Marketing Strategy, Brand Reputation, And Patient Loyalty: A Comparative of Charitable and Private Hospitals in India Study
DOI:
https://doi.org/10.66635/4239sb43Keywords:
Healthcare marketing strategy, Brand reputation, Patient loyalty, Sustainable healthcare enterprises, Emerging economiesAbstract
The healthcare systems of the emerging economies are rapidly changing, and organizations must strike a balance in quality, accessibility and positioning of their services. This paper explores how marketing strategy, brand reputation, perceived patient barriers and hospital type of ownership affect patient loyalty in charitable and private hospitals in India. It was based on the quantitative, cross-sectional research design and the data were gathered among 632 patients with the help of the structured survey form. The research frames healthcare institutions as entrepreneurial organizations that work in a sustainability-based framework, with patient loyalty indicating sustainable relational performance and organizational sustainability. The reliability testing, confirmatory factor analysis, multiple regression, and structural equation modeling methods were used to conduct the analysis. The results indicate that brand reputation is the best predictor of patient loyalty, whereas marketing strategy has a significant impact on patient loyalty, both directly and indirectly (via its influence on brand reputation).
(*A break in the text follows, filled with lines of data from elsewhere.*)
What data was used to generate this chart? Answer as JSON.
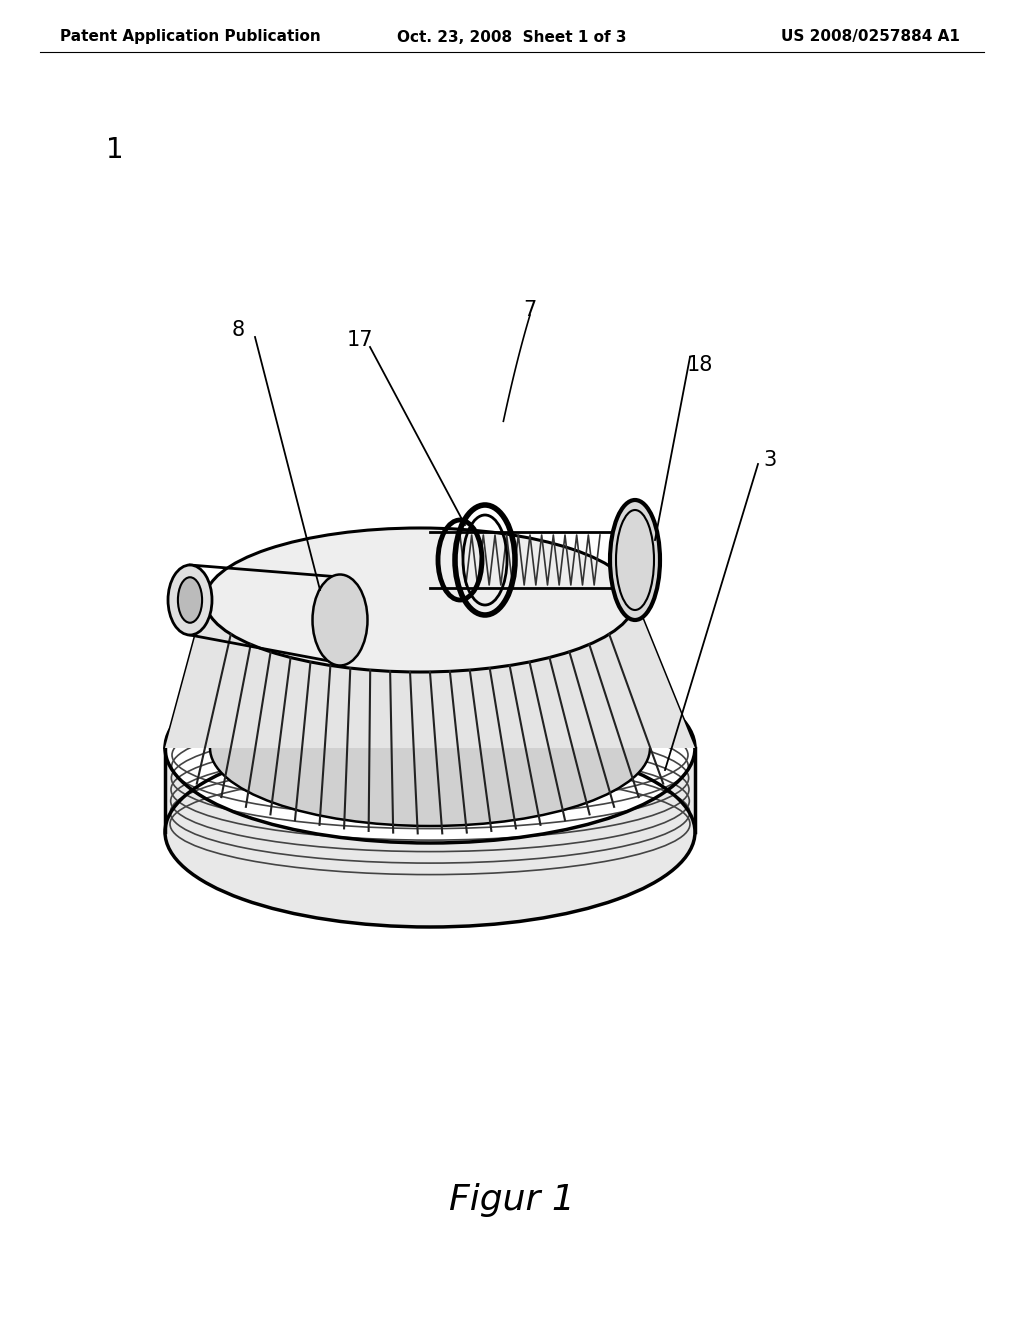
{
  "background_color": "#ffffff",
  "header_left": "Patent Application Publication",
  "header_center": "Oct. 23, 2008  Sheet 1 of 3",
  "header_right": "US 2008/0257884 A1",
  "figure_label": "Figur 1",
  "part_number_1": "1",
  "part_number_3": "3",
  "part_number_7": "7",
  "part_number_8": "8",
  "part_number_17": "17",
  "part_number_18": "18",
  "line_color": "#000000",
  "header_fontsize": 11,
  "label_fontsize": 15,
  "figure_label_fontsize": 26
}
Perceived patient barriers have a negative impact on loyalty, and accessibility and operational efficiency in healthcare delivery are important. Moreover, the type of hospital ownership greatly distinguishes the results of loyalty with the private-owned hospitals showing a higher patient loyalty than the charitable ones. The research is relevant to the body of literature because it combines the marketing strategy, reputational processes, and structural features in one system of empirical research based on sustainable entrepreneurship. It offers useful information to healthcare administrators who want to improve patient engagement and simultaneously deliver equitable services. The results underscore the fact that patient loyalty can only be sustained when there is a congruence between strategic communication, operational performance, and institutional positioning in highly complicated healthcare systems.